"WHAT IS EFFECTIVE INSTRUCTION?"
Margaret Byrd Rawson, a former President of The Orton Dyslexia Society ( the precursor to IDA) is quoted in IDA Fact Sheet "Multisensory Teaching": "Dyslexic students need a different approach to learning language from that employed in most classrooms. They need to be taught, slowly and thoroughly, the basic elements of their language - the sounds and the letters which represent them - and how to put these together and take them apart. They have to have lots of practice in having their writing hands ,eyes, ears, and voices working together for conscious organization and retention of their learning."
Multisensory teaching provides a curriculum in which the student uses all three pathways - visual, auditory, tactile / kinesthetic - to link the form of the letter, the sound of the letter, and the feel of the letter.
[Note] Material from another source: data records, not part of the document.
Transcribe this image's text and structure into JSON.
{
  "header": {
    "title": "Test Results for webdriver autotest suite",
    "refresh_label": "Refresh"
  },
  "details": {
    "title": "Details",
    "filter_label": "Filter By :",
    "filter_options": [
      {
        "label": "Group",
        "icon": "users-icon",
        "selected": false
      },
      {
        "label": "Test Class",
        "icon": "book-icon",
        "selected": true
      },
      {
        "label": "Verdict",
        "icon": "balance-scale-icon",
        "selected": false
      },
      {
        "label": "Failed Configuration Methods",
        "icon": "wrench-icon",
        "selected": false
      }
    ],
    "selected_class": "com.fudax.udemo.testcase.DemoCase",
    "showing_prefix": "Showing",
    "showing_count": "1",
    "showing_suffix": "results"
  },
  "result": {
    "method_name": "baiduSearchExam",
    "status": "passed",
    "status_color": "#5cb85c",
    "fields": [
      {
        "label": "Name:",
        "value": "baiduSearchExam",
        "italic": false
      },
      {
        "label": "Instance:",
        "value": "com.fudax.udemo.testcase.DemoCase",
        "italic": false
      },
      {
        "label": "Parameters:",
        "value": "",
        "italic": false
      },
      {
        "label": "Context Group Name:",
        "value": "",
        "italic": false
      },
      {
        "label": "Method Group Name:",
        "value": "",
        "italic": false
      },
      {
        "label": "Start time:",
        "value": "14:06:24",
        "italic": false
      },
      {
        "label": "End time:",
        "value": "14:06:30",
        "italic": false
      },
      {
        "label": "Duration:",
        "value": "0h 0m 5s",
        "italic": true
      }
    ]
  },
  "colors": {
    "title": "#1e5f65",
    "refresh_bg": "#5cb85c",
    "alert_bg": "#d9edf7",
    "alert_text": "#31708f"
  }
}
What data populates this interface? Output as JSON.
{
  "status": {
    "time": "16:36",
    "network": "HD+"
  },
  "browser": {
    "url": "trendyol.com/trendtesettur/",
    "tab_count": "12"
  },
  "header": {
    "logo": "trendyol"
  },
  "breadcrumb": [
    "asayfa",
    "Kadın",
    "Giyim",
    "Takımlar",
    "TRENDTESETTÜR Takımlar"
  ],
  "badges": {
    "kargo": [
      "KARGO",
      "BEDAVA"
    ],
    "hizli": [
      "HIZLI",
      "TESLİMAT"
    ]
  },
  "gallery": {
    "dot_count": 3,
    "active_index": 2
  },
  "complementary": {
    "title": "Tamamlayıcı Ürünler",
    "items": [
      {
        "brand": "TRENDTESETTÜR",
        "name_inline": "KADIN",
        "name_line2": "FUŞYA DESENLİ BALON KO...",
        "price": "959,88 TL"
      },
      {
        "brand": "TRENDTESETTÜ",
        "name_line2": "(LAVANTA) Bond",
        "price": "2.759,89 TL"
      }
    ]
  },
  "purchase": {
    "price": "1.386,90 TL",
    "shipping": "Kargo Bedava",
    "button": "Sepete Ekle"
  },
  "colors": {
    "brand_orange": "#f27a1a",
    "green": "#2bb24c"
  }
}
This linkage, in turn, helps to enhance learning and memory.
The Curriculum is
Multisensory
Direct
Systematic
Sequential
The Curriculum Focuses on
Phonological awareness
Decoding
Accuracy
Fluency
Spelling
Handwriting
Comprehension
The National Reading Panel in 2000 spoke to the effectiveness of this type of instruction: "Teaching phonological awareness (PA) to children significantly improves their reading... PA was the cause of improvement in the students' phonemic awareness, reading and spelling following training."